HOUSTON, Texas – Kevin Constantine, a former runner-up for the National Hockey League’s Coach of the Year honor, has been named the head coach of the American Hockey League’s Houston Aeros, the team announced Tuesday. Constantine spent the last four seasons as head coach of the Western Hockey League’s Everett Silvertips. The announcement was made by Minnesota Wild President/General Manager Doug Risebrough. The Aeros are the Wild's primary developmental affiliate.

“A development team requires a leader who will teach the players the game, while at the same time instilling the discipline, accountability and hard work required to play in the NHL for this organization,” Minnesota Wild Assistant General Manager/Aeros General Manager Tom Lynn said. “Kevin has a demonstrated record of all of these elements. In addition, he has had success coaching at all levels of hockey, and in particular in developing younger players.”

Constantine, 48 (12/27/58), has been behind the bench as a head coach for more than 1,000 combined games, presiding over teams in the United States Hockey League (USHL), International Hockey League (IHL), National Hockey League (NHL) and Western Hockey League (WHL).

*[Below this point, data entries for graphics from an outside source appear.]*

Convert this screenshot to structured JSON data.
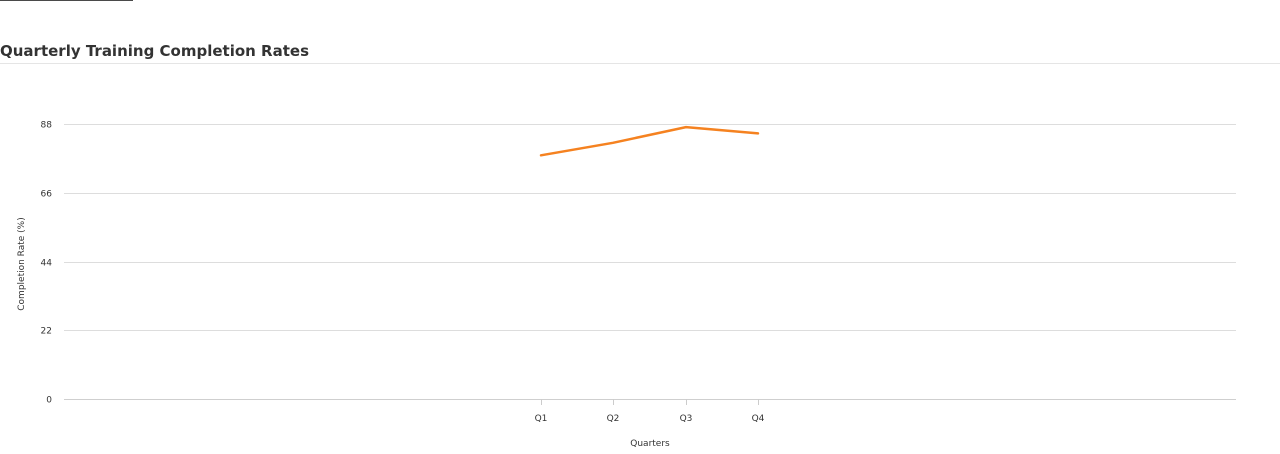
{
  "chart_data": {
    "type": "line",
    "title": "Quarterly Training Completion Rates",
    "xlabel": "Quarters",
    "ylabel": "Completion Rate (%)",
    "categories": [
      "Q1",
      "Q2",
      "Q3",
      "Q4"
    ],
    "series": [
      {
        "values": [
          78,
          82,
          87,
          85
        ],
        "color": "#f58220"
      }
    ],
    "yticks": [
      0,
      22,
      44,
      66,
      88
    ],
    "ylim": [
      0,
      88
    ],
    "grid": true,
    "legend": "none"
  }
}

The native of International Falls, Minn., accrued a 159-153-66 mark in seven National Hockey League seasons with San Jose, Pittsburgh and New Jersey. Two seasons after helping Kansas City claim the International Hockey League’s Turner Cup championship in 1991-92, Constantine took over a Sharks team that won just 11 games the previous season. Constantine led San Jose to a 33-35-16 record in 1993-94 and a first-round upset of Detroit in the Western Conference Quarterfinals. He was the runner-up to current Minnesota Wild head coach Jacques Lemaire for the Jack Adams Trophy as the NHL’s top coach, after the Sharks improved a league-record 58 points. Constantine is the only NHL coach to ever lead a pair of eight seeds over a No. 1 seed, having also led Pittsburgh over New Jersey in 1998-99.

Constantine joined expansion Everett in 2003-04 and led the Silvertips to a 162-106-20 mark in four seasons. Everett won division titles in three of his four seasons there, and advanced to the WHL Final in its inaugural season, helping Constantine land Coach of the Year honors. In 2006-07, Constantine led the Silvertips to a 54-15-1-2 record and a berth in the Western Conference Semifinals. Among the players under Constantine’s tutelage in Washington have been Ondrej Fiala, the Wild’s second-round pick (No. 40 overall) in the 2006 NHL Entry Draft, and Peter Mueller, the eighth-overall pick by Phoenix in 2006.

In two seasons with Kansas City, Constantine’s Blades went 102-48-14. Constantine has also served as an assistant coach with NHL Calgary, IHL Kalamazoo, and as head coach of North Iowa and Rochester of the United States Hockey League. Constantine also founded the North American Hockey League’s Pittsburgh Forge in 2001. The Forge compiled an 80-24-8 record in his two seasons there. Eighteen Forge players earned Division I scholarships.

Constantine played amateur hockey at Rensselaer Polytechnic Institute in upstate New York and was Montreal’s ninth-round pick (No. 154 overall) in the 1978 NHL Amateur Draft.

Cosntantine has three sons: Mathew, Jeffrey and Nicholas.